Yukarıda verilen örneklere ve özellikle AKP’nin geçmişine bakıldığında Bülent Arınç’ın yaptığı son açıklamalar birçokları için şaşırtıcı gelebilir. Kendisinin şu anda partide aktif bir görev almıyor olması bundaki asli unsurdur. Ancak dikkat edilirse, Arınç’ın eleştiri yönelttiği kesimlerin medya ve yargının bir kısmı gibi parti dışında yer alan iktidar destekçilerinden ibaret kaldığı da görülebilir.
Farklı bir ifadeyle, eski Meclis Başkanının ne genel başkanına ne de parti yönetimine bir eleştirisi olmuştur. Gelinen durumun ana sorumluları onlar değillermiş gibi eleştiriler parti dışındaki unsurlarla sınırlı kalmış, Bülent Arınç lideri Tayyip Erdoğan’ı doğrudan karşısına almaya cesaret edememiştir.
Buna rağmen yapılan çıkışın önemi yadsınamaz. Arınç’ın sözleri bu tür farklı görüşlere tahammülü olmayan iktidarı mutlaka şaşırtmış olmalıdır. Çünkü bu konuşma, çeşitli güç ve yöntemlerle demokrasiyi nasıl zedelediklerinin bizzat parti kurucusu tarafından dile getirilmesi anlamına gelmektedir.
Yapılan konuşmanın bir diğer özelliği, AKP içinde özellikle son operasyonları içlerine sindirememiş olanların bulunduğunu göstermiş olmasıdır.

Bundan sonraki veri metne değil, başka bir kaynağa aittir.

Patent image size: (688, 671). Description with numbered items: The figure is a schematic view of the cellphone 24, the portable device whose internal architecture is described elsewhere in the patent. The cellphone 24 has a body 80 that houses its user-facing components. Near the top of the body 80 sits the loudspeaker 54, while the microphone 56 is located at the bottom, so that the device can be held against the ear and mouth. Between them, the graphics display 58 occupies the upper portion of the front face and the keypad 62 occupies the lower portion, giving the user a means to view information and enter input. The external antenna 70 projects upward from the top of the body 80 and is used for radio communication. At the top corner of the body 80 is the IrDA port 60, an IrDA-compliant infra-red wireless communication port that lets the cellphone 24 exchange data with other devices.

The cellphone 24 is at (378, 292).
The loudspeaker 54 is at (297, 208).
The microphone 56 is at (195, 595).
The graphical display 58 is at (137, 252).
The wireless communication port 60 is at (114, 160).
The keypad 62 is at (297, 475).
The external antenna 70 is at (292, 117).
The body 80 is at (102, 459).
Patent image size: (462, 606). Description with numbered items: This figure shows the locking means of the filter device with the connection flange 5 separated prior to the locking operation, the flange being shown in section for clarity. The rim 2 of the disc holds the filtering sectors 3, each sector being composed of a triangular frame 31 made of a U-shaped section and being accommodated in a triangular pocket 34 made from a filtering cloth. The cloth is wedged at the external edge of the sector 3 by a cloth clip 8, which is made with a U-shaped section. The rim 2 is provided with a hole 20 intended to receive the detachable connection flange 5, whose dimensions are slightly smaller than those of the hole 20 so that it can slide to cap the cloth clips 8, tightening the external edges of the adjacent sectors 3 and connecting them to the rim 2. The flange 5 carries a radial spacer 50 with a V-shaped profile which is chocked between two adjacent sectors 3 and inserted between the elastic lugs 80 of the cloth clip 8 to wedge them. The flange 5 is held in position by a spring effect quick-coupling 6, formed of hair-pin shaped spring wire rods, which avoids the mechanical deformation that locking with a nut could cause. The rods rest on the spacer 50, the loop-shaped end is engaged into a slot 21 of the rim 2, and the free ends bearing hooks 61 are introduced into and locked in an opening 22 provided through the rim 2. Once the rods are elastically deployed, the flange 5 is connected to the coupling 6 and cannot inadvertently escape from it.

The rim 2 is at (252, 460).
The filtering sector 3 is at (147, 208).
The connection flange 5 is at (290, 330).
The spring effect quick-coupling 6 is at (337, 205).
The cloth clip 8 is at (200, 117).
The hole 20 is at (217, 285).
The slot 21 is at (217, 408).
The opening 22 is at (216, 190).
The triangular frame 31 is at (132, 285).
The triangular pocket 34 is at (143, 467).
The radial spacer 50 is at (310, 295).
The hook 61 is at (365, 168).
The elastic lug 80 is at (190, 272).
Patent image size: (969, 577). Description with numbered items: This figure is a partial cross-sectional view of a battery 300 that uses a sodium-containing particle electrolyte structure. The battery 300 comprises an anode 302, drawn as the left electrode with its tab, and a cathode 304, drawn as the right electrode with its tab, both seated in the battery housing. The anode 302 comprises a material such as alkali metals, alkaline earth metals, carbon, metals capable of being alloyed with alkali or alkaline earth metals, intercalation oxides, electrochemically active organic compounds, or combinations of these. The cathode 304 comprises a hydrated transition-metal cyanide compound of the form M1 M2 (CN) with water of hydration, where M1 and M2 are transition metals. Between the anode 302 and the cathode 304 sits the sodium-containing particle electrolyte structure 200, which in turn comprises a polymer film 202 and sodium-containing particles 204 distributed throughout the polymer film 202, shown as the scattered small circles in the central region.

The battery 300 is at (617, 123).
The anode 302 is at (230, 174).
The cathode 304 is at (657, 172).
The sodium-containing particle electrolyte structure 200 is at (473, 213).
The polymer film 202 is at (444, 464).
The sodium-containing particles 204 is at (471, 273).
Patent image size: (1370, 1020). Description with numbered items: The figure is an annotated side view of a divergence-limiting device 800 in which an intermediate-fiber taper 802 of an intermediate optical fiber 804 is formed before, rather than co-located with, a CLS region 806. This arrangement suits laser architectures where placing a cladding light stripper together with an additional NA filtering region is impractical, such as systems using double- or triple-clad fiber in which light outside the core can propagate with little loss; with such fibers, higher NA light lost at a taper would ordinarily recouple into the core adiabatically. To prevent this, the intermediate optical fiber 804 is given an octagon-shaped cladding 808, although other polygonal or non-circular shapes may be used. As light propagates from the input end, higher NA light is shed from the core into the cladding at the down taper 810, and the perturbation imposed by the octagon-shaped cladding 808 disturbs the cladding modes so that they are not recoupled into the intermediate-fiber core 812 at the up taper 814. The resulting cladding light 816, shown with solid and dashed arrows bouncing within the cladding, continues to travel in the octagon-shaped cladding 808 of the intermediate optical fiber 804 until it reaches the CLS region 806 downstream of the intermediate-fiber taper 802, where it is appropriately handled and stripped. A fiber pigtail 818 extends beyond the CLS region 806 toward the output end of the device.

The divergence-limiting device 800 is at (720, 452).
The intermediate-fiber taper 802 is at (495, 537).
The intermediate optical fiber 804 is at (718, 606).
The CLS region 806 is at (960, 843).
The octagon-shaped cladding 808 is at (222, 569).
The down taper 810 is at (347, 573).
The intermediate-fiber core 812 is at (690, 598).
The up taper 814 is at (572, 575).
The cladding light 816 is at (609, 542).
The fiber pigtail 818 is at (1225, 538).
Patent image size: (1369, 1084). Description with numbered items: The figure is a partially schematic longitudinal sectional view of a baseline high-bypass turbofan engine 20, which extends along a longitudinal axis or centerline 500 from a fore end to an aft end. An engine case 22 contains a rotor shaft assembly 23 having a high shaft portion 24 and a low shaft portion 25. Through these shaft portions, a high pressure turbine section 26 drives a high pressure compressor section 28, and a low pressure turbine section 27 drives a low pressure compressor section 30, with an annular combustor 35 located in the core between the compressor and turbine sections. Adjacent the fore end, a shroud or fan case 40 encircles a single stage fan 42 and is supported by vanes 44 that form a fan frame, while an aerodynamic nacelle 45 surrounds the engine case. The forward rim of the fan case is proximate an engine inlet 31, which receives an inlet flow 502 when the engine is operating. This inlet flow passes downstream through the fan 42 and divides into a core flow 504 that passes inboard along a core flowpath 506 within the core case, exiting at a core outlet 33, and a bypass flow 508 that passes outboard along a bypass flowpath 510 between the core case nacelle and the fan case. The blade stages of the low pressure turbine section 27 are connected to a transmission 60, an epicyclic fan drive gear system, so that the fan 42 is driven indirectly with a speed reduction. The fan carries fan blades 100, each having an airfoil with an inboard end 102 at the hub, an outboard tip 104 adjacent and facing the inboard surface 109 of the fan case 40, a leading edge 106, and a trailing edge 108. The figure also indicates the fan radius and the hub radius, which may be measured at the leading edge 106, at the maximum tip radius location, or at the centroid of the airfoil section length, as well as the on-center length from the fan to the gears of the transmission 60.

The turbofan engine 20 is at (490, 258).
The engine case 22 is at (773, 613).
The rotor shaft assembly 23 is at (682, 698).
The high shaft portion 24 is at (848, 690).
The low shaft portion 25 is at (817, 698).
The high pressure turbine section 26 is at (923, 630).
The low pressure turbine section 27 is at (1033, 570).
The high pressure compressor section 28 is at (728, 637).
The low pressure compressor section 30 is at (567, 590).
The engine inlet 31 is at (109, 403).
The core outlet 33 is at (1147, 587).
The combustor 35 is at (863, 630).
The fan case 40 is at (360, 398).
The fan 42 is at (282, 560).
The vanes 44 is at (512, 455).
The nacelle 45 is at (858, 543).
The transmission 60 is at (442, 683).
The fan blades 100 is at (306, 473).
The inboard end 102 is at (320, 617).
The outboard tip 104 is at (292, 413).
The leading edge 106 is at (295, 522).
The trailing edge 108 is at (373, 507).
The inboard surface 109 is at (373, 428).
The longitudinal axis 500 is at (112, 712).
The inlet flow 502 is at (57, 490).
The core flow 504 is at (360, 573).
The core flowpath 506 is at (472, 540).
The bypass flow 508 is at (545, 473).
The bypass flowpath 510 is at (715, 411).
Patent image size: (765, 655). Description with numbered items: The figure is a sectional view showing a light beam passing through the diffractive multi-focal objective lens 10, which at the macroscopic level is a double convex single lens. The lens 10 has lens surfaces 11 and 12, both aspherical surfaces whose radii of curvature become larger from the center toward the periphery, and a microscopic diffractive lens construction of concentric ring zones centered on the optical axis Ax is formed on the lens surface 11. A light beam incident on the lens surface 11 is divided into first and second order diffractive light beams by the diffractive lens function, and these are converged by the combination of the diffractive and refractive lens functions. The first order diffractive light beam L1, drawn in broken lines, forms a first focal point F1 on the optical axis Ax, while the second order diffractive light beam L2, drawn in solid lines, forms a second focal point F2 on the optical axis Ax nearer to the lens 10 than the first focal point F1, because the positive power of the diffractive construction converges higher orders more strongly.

İktidar kanadında yer alıp demokrasinin önemini kavrayabilen herkesin, gerçekleştirilen antidemokratik uygulamaları bu tür çıkışlarla eleştirmeleri mevcut gidişatın iktidara yakın belli kesimlerce sorgulanmasına kapı açacaktır. Bunun yanı sıra geçtiğimiz yıllarda AKP’de görev almış bazı siyasetçilerin yapılanları içlerine sindirememiş olmalarına rağmen belli çekincelerle suskun kalmaları da ülkenin geleceği ve siyasi yaşamları açısından doğru bir davranış sayılamaz.